While Italian yields went back up to 6.09 percent yesterday, the government stockpiled cash for the year’s biggest bond redemption by selling 7.5 billion euros of debt, close to its maximum target.
Leaders completed the fiscal-discipline treaty, which speeds sanctions on high-deficit states and requires euro countries to anchor balanced-budget rules in national law. Eight countries outside the euro backed the pact, which was shunned by Britain and the Czech Republic.
French Elections
ECB President Mario Draghi said the fiscal compact “certainly will strengthen confidence in the euro area,” calling it “the first step toward the fiscal union.”
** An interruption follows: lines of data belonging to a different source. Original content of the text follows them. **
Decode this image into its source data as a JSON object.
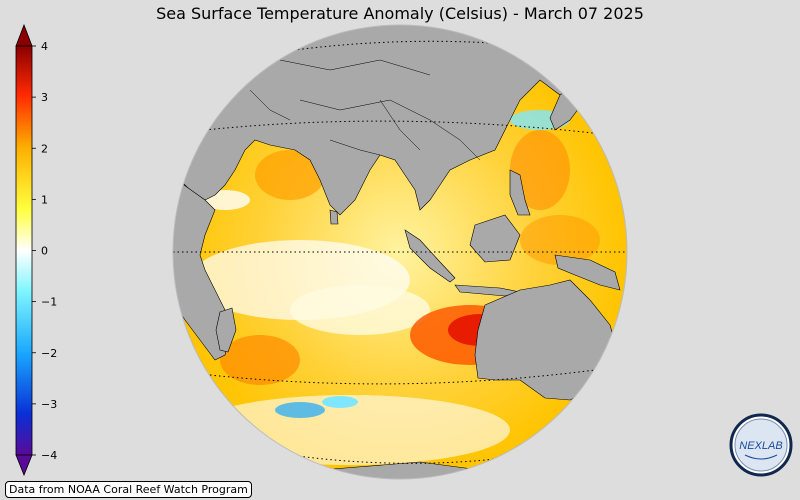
{
  "title": "Sea Surface Temperature Anomaly (Celsius) - March 07 2025",
  "colorbar": {
    "ticks": [
      "4",
      "3",
      "2",
      "1",
      "0",
      "−1",
      "−2",
      "−3",
      "−4"
    ],
    "colors": [
      "#5a0a99",
      "#0a2fd6",
      "#1aa8ff",
      "#7ff5ff",
      "#ffffff",
      "#ffff40",
      "#ffb000",
      "#ff2a00",
      "#8a0000"
    ]
  },
  "attribution": "Data from NOAA Coral Reef Watch Program",
  "logo": {
    "text": "NEXLAB",
    "icon": "nexlab-logo-icon"
  },
  "map": {
    "land_color": "#a9a9a9",
    "ocean_warm_color": "#ffd000",
    "hotspot_color": "#e81c00",
    "cool_color": "#7fe6ff"
  }
}
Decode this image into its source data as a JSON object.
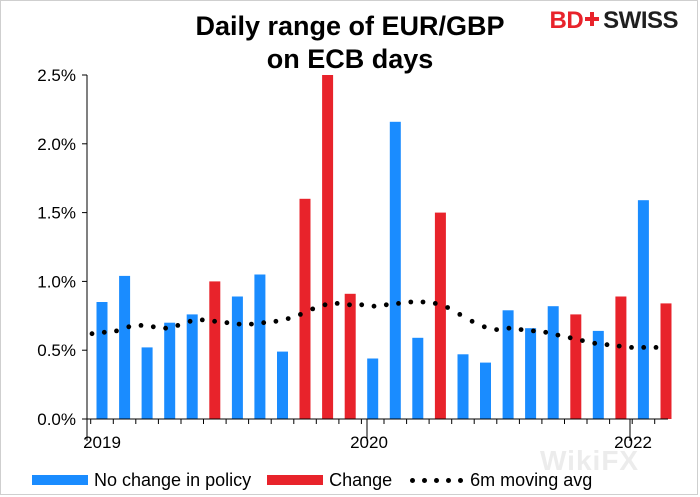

One potential hiccup emerged when Sarkozy said that ratification of the fiscal treaty in France will likely be delayed until after elections in April and May that polls show he will lose. The front-runner, Socialist Francois Hollande, has vowed to renegotiate the treaty, saying it is biased toward austerity and would put an additional squeeze on the economy.
With an eye toward Ireland, Germany pushed through provisions that only countries ratifying the fiscal compact will be eligible for aid from the permanent bailout fund, the European Stability Mechanism, now set to go into operation on July 1, a year ahead of schedule.
Bond Clauses
The permanent fund requires governments to put collective action clauses into new bond issues as of January 2013, five months later than previously planned. The clauses are common in U.S. and U.K. law, enabling a debt restructuring to go ahead by a vote of a supermajority of bondholders, denying a veto right to solitary investors.
“Collective action clauses shall be included, as of 1 January 2013, in all new euro area government securities, with maturity above one year, in a way which ensures that their legal impact is identical,” according to a final text of the statutes obtained by Bloomberg News.
While the clauses would leave the door open for future restructurings, the fund’s statutes deem write-offs “exceptional” and subject to IMF standards, the text says. It tones down language on “private sector involvement” -- code for forcing bondholders to take losses on governments that fall too deeply into debt.
Leaders sidestepped mounting pressure to raise the ceiling on rescue lending from 500 billion euros once the permanent fund goes on line, sticking with plans to handle that question at the next summit on March 1-2.
Luxembourg Prime Minister Jean-Claude Juncker, Europe’s longest-serving leader and the head of the panel of euro finance ministers, summed up two years of crisis-fighting: “If I wasn’t optimistic you could have reported about my suicide months ago.”